Conversely, information can be lost. Machines invariably degrade. For instance, components wear down. Such deterioration corresponds to a loss of information (or specificity) that results in a loss in efficiency. A car must be constantly maintained by repairing or replacing parts, tuning the engine, and aligning the components. Without such upkeep it would eventually cease to function, and the energy from burning the fuel would be entirely dissipated as heat. 

Biological Machines

Next, Ashby applies the relationship between information and efficiency to biological machines. He notes that machines are more efficient if they operate reversibly, meaning that each small step for the engine frequently works counter to the desired direction. For large machines, such as petroleum engines, reversibility increases for machines running more slowly. But for microscopic machines at the nanoscale, energy flows more easily, so they are more likely to operate reversibly. He then details the operation of ATP synthase and explains how this molecular engine is reversible and operates at nearly 100 percent efficiency. He also describes the series of often reversible chemical reactions in cells that extract energy from food, such as glucose molecules. The extraction takes place in multiple steps, which increases efficiency, and each step is directed by an enzyme. The efficiency and reversibility of the cellular machinery and enzymes entails their containing large quantities of information. 

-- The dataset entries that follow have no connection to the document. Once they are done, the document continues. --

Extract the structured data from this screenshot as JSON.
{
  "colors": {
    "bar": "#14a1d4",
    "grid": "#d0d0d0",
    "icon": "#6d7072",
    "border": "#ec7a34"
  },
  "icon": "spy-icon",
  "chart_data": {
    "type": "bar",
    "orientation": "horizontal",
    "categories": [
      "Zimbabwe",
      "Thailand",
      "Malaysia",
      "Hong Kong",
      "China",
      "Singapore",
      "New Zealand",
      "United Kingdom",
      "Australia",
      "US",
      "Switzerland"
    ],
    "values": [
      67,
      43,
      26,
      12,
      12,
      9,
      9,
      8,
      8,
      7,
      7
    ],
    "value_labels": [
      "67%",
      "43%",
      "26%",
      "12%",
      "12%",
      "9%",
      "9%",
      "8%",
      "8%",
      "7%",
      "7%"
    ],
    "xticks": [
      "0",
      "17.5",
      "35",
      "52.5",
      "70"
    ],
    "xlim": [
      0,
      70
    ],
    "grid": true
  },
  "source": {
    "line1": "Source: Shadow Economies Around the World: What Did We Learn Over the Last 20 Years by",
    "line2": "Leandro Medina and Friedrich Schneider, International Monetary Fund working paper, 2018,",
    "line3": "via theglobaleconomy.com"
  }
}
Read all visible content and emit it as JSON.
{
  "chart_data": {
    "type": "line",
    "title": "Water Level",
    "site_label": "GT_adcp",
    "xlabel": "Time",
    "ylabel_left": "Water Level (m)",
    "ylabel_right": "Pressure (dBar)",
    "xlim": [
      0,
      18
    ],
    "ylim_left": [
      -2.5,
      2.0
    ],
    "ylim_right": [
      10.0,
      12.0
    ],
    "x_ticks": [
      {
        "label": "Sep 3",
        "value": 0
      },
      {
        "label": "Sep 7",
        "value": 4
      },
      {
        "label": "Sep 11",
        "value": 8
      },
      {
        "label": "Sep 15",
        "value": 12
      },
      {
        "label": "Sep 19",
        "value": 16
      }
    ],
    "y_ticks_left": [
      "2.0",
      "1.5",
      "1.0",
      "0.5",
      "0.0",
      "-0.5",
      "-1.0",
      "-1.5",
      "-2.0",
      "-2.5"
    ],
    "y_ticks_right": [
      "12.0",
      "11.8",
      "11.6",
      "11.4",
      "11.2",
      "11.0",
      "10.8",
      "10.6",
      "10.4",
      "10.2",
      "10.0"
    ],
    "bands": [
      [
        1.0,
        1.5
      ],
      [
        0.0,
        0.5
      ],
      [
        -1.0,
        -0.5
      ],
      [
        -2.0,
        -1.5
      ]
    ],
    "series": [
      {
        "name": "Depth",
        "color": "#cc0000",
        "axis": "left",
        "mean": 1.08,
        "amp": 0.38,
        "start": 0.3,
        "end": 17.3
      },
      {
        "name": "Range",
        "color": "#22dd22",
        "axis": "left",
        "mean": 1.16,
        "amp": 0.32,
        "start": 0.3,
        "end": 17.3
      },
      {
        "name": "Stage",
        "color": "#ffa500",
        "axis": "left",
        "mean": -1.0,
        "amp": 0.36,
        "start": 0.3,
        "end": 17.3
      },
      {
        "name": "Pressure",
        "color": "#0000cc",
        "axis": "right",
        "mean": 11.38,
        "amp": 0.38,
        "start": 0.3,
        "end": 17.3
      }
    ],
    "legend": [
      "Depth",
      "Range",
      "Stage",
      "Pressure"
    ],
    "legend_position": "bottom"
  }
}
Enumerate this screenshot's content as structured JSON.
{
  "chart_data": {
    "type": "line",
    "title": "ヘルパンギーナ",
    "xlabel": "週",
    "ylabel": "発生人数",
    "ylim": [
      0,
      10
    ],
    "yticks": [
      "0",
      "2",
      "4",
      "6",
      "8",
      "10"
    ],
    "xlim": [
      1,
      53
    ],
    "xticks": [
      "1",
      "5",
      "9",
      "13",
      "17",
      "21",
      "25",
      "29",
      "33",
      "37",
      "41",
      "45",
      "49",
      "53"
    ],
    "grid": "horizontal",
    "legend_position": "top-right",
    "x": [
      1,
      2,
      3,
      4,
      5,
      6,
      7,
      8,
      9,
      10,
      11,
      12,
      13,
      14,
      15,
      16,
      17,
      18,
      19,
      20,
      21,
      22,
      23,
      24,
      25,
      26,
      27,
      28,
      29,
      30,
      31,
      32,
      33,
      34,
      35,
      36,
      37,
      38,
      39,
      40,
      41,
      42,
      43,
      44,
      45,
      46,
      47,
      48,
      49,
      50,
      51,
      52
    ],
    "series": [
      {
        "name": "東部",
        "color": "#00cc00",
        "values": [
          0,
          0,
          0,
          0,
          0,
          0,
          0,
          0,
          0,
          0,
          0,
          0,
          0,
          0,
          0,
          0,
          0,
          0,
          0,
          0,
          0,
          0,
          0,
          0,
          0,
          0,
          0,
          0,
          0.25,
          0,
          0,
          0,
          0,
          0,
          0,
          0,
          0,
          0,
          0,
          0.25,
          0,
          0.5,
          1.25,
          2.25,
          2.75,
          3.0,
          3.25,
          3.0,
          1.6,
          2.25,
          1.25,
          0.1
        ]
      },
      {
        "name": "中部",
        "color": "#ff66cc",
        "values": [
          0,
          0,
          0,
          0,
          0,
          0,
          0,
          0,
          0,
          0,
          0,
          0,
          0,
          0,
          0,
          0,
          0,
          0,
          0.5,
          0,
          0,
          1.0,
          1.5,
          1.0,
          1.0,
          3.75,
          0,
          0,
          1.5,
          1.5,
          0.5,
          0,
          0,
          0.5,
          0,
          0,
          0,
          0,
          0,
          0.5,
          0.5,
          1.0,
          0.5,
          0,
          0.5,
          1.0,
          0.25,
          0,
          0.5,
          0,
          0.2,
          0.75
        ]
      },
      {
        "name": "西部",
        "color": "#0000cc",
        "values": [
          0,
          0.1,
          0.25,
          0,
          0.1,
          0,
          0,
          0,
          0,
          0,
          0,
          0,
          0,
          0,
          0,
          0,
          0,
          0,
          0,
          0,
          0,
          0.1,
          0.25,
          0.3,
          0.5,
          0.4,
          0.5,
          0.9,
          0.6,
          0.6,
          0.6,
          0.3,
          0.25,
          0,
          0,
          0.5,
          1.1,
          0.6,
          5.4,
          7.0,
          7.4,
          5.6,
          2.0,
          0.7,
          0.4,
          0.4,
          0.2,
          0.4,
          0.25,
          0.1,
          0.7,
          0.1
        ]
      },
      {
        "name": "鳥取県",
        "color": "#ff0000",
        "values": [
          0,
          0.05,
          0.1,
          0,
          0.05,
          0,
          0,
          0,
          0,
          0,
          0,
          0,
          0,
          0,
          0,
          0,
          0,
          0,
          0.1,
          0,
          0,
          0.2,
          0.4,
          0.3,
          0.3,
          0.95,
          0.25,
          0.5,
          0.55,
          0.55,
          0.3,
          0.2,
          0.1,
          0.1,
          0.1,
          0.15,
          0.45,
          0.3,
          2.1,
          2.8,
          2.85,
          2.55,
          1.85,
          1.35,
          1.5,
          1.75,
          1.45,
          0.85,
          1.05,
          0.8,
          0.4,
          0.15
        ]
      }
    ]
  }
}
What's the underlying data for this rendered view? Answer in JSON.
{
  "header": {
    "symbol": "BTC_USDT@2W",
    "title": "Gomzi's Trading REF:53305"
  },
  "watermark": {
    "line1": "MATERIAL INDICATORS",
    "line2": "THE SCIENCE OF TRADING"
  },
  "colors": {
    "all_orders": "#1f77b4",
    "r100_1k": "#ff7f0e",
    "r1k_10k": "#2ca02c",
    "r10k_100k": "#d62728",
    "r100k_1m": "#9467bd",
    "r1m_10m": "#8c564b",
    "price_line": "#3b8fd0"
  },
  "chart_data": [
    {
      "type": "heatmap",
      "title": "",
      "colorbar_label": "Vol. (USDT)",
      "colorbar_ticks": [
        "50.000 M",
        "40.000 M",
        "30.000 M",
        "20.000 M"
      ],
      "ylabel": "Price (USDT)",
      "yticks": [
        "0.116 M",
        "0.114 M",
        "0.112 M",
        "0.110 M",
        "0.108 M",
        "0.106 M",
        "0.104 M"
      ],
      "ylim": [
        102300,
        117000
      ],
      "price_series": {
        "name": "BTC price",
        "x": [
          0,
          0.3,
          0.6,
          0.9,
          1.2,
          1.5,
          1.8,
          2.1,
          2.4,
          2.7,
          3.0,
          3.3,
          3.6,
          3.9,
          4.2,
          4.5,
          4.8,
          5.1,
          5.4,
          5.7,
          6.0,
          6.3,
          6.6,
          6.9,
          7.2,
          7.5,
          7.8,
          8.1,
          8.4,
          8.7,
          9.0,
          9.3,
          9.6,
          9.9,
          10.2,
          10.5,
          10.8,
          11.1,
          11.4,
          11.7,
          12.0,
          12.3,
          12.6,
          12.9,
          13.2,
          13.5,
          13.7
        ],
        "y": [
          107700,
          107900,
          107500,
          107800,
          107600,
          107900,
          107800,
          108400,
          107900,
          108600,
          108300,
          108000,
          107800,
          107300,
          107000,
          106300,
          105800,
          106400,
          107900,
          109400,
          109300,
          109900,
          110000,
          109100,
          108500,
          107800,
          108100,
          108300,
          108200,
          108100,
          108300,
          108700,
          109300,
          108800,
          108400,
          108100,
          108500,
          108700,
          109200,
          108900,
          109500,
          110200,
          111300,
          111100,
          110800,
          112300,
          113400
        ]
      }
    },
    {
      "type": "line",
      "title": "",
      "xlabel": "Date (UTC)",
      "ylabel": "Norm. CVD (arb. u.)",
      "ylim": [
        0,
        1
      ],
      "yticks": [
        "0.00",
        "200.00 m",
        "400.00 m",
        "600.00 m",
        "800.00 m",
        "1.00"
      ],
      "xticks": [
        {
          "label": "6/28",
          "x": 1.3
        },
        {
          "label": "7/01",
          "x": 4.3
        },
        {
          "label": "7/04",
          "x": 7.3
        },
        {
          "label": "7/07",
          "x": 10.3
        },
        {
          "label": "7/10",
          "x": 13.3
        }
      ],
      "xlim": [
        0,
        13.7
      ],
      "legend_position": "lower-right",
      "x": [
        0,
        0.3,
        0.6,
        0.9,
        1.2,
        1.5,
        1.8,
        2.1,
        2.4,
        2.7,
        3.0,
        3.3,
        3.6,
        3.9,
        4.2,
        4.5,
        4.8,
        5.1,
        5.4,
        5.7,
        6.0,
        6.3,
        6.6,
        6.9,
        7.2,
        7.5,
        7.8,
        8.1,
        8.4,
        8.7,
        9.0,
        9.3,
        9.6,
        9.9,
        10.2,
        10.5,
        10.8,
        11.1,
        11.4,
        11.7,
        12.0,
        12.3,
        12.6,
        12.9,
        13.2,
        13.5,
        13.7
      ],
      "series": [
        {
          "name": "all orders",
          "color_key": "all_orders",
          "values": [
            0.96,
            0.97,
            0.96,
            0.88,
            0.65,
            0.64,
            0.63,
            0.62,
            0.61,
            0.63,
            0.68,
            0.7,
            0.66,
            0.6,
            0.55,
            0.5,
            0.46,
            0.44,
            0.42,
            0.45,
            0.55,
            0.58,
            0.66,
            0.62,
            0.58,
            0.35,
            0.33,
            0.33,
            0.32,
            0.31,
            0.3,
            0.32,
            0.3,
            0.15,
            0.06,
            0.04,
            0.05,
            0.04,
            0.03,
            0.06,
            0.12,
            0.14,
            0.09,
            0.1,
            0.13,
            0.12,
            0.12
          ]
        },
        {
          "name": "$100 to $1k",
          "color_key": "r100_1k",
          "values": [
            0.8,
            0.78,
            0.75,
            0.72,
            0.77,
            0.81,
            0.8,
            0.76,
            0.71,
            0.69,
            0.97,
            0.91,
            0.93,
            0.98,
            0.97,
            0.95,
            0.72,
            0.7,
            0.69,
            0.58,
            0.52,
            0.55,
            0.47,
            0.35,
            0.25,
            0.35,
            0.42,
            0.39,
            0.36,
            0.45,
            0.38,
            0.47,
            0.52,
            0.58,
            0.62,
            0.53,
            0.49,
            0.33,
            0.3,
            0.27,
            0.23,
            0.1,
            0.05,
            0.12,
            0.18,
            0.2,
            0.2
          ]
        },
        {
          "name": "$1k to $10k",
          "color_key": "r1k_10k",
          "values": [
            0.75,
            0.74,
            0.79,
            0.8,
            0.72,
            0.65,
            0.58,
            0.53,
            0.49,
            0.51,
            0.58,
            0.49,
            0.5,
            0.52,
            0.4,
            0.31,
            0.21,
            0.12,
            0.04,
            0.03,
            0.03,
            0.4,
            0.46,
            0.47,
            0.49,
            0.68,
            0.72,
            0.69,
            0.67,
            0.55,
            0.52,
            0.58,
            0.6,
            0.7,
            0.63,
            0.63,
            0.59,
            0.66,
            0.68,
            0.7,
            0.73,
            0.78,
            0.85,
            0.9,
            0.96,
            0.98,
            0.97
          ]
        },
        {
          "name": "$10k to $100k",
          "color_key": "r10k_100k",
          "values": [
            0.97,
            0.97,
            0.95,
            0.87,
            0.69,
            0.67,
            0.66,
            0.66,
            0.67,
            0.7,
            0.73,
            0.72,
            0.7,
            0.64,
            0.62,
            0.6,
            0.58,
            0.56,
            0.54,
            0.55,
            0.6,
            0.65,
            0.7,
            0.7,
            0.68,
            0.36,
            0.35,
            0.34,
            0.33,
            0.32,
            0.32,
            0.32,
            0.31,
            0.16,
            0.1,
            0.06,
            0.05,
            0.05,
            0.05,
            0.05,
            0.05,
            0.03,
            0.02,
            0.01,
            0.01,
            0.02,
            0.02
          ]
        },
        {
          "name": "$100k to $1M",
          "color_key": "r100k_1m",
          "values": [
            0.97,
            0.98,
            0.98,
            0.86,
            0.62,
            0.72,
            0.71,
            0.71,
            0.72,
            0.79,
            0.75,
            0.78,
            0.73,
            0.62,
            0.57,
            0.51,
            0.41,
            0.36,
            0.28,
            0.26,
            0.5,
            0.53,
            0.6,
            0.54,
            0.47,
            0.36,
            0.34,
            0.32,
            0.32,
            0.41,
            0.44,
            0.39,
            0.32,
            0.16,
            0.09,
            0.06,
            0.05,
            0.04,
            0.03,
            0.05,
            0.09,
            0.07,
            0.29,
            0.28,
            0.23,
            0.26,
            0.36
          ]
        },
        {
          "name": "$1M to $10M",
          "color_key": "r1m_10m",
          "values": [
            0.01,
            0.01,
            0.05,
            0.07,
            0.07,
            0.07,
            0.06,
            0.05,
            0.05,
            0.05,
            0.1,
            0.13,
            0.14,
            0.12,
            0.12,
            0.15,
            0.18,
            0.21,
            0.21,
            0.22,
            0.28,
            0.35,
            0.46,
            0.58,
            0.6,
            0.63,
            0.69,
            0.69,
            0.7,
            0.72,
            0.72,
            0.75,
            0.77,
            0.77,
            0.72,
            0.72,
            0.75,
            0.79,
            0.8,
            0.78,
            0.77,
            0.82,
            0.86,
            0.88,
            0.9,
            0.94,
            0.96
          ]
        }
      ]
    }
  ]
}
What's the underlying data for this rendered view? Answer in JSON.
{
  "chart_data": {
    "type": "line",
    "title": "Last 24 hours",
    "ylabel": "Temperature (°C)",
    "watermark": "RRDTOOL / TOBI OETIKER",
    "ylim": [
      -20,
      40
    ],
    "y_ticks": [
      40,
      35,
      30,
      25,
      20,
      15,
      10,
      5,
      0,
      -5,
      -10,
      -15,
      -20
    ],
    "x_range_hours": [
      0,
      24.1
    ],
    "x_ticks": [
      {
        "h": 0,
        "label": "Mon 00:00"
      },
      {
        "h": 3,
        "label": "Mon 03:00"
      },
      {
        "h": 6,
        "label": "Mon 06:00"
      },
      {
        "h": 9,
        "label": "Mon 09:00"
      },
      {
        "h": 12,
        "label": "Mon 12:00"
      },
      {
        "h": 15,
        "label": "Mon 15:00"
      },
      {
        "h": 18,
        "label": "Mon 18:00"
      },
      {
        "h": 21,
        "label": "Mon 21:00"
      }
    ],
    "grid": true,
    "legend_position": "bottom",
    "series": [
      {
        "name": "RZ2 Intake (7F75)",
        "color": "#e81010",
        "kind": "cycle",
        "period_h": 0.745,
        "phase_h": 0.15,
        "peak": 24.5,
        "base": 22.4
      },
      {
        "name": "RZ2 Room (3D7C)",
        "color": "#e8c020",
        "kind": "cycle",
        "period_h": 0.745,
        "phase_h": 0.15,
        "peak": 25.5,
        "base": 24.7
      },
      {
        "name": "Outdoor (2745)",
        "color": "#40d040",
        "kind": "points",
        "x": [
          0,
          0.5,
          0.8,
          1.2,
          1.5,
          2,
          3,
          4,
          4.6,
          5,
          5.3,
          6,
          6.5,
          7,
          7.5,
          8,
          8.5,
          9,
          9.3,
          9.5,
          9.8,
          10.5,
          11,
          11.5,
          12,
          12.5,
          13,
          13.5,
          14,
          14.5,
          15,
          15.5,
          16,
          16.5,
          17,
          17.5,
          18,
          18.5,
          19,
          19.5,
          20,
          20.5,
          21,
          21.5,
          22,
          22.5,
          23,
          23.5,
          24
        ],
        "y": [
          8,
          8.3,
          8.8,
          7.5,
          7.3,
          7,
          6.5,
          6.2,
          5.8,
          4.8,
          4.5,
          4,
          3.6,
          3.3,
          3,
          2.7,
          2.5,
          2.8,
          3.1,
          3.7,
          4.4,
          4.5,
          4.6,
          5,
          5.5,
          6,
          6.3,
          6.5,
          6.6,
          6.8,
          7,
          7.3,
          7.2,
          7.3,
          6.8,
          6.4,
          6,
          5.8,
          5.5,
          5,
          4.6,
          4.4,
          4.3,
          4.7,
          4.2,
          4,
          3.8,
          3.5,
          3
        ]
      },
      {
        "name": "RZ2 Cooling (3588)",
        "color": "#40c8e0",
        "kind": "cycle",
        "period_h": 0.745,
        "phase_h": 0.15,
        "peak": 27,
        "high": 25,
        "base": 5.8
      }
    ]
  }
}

The last part of the lecture explains the implausibility of an undirected evolutionary process ever generating the required information for any molecular machine or series of enzymes. The challenge is that no fitness function or strategy driving a search could find highly improbable targets unless the search algorithm were supplied with information about a target. The underlying theory for this limitation has been explained in detail by Robert J. Marks, William Dembski, and Winston Ewert (see herehere, and here). In other words, the origination of molecular machinery or a set of complex enzymes at the origin of life or in any major evolutionary transformation requires information to be provided from the outside by an overseeing intelligence. Ashby is a committed Christian, so he identifies that intelligence as the God of Jewish and Christian tradition.